Жильцы замерли, превратившись в нелепые изваяния в раскоряченных позах. В их простых, привыкших к прямолинейным приказам и грубой силе умах сейчас происходил тектонический сдвиг, рушилась привычная, железобетонная картина мира. Перед ними стоял ребенок, крохотный, почти невесомый, в смешной длиннющей рубахе. Но тон… В этом единственном, коротко брошенном слове не было и намека на детскую просьбу, на робость или страх. Это был приказ, абсолютный и не подлежащий обсуждению, приказ, отданный тем, кто привык повелевать мирами. Ледяное спокойствие моего поведения ломало их привычный мир, где великий князь — это либо плачущий объект опеки, которого нужно утешать и убаюкивать, либо парадная кукла в тяжелых одеждах, которую выносят на потеху послам.
«Сейчас, батюшка… сейчас, истинный государь… сию минуту…» — засуетился второй, тот, что был помоложе и, видимо, проворнее умом. Он метнулся к исполинскому столу, где в россыпи пустых кубков и перевернутых чаш, среди объедков и винных пятен, оставшихся после вечерней трапезы, одиноко стоял большой серебряный ковш для раздачи вина.
Я прошел мимо них, не удостоив больше ни взглядом, ни словом, к массивному креслу с высокой резной спинкой, стоявшему во главе стола — по сути, небольшому походному трону.
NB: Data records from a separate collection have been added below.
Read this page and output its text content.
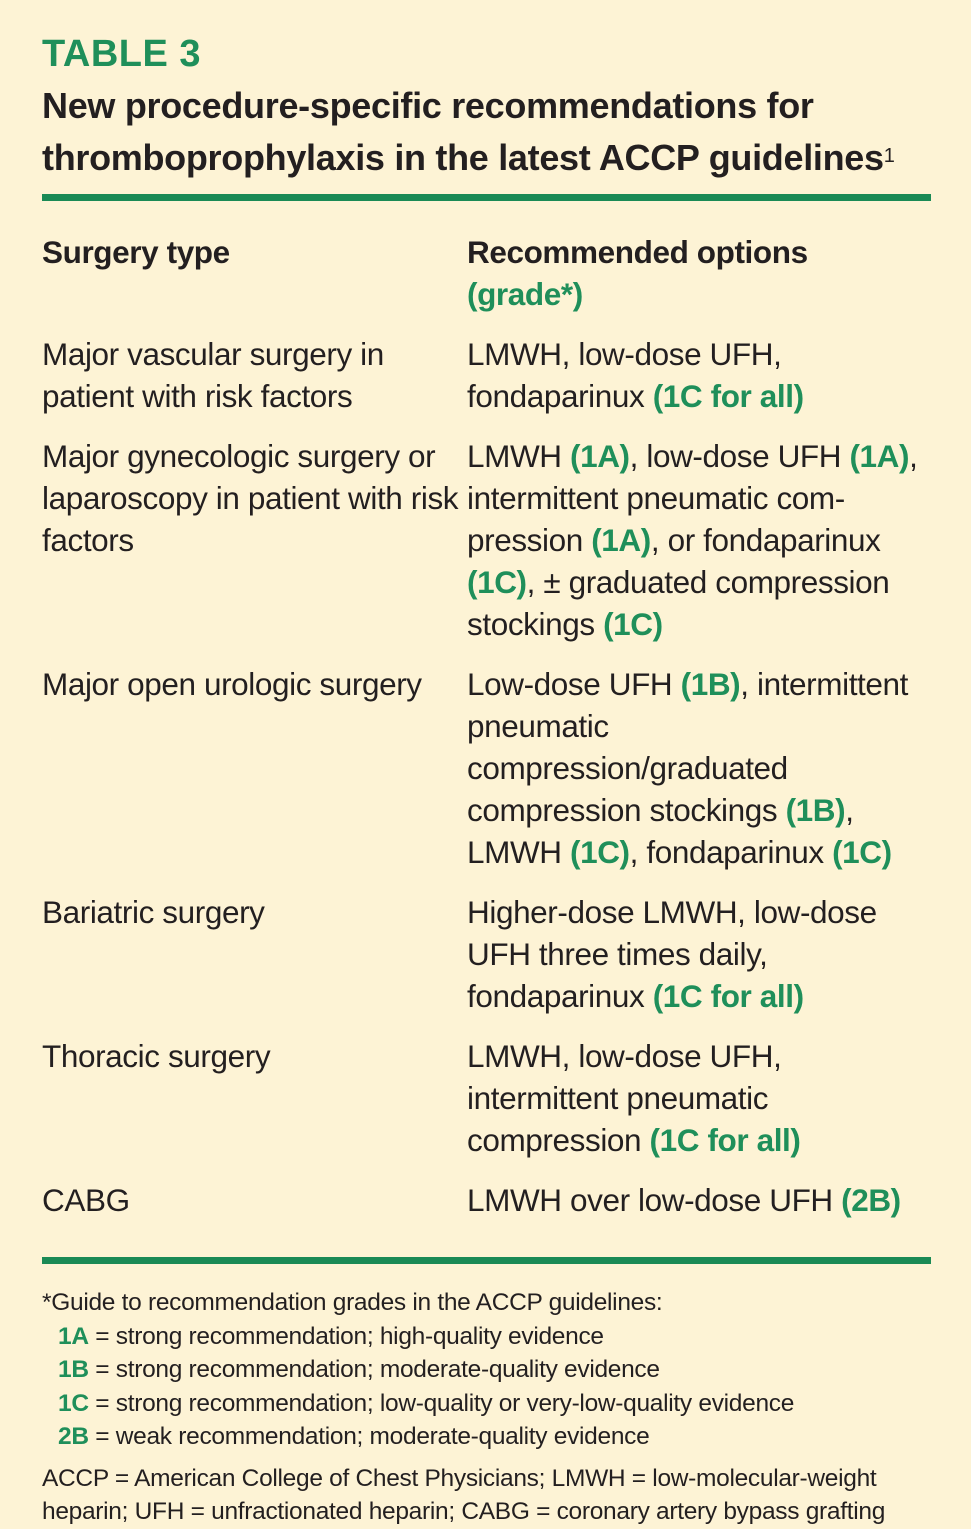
TABLE 3
New procedure-specific recommendations for
thromboprophylaxis in the latest ACCP guidelines$^1$
Surgery type	Recommended options (grade*)
Major vascular surgery in patient with risk factors	LMWH, low-dose UFH, fondaparinux (1C for all)
Major gynecologic surgery or laparoscopy in patient with risk factors	LMWH (1A), low-dose UFH (1A), intermittent pneumatic com-pression (1A), or fondaparinux (1C), ± graduated compression stockings (1C)
Major open urologic surgery	Low-dose UFH (1B), intermittent pneumatic compression/graduated compression stockings (1B), LMWH (1C), fondaparinux (1C)
Bariatric surgery	Higher-dose LMWH, low-dose UFH three times daily, fondaparinux (1C for all)
Thoracic surgery	LMWH, low-dose UFH, intermittent pneumatic compression (1C for all)
CABG	LMWH over low-dose UFH (2B)
*Guide to recommendation grades in the ACCP guidelines:
1A = strong recommendation; high-quality evidence
1B = strong recommendation; moderate-quality evidence
1C = strong recommendation; low-quality or very-low-quality evidence
2B = weak recommendation; moderate-quality evidence
ACCP = American College of Chest Physicians; LMWH = low-molecular-weight
heparin; UFH = unfractionated heparin; CABG = coronary artery bypass grafting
Я сел, и мои босые ноги, не доставая до утоптанных ковров, нелепо и по-детски повисли в воздухе. Металл ковша, который мне поднес на дрожащих от волнения руках стражник, был ледяным, а вода в нем пахла серебром и той особой, почти хрустальной чистотой колодезной воды, взятой на рассвете. Я пил медленно, маленькими, расчетливыми глотками, не отрываясь глядя на них поверх края. Стража. Мои спальничие, смущенно переминавшиеся у меня за спиной, и эти двое жильцов, застывшие как соляные столпы. Моя единственная преграда и моя единственная защита.
Интересно, они выполнят любой мой приказ?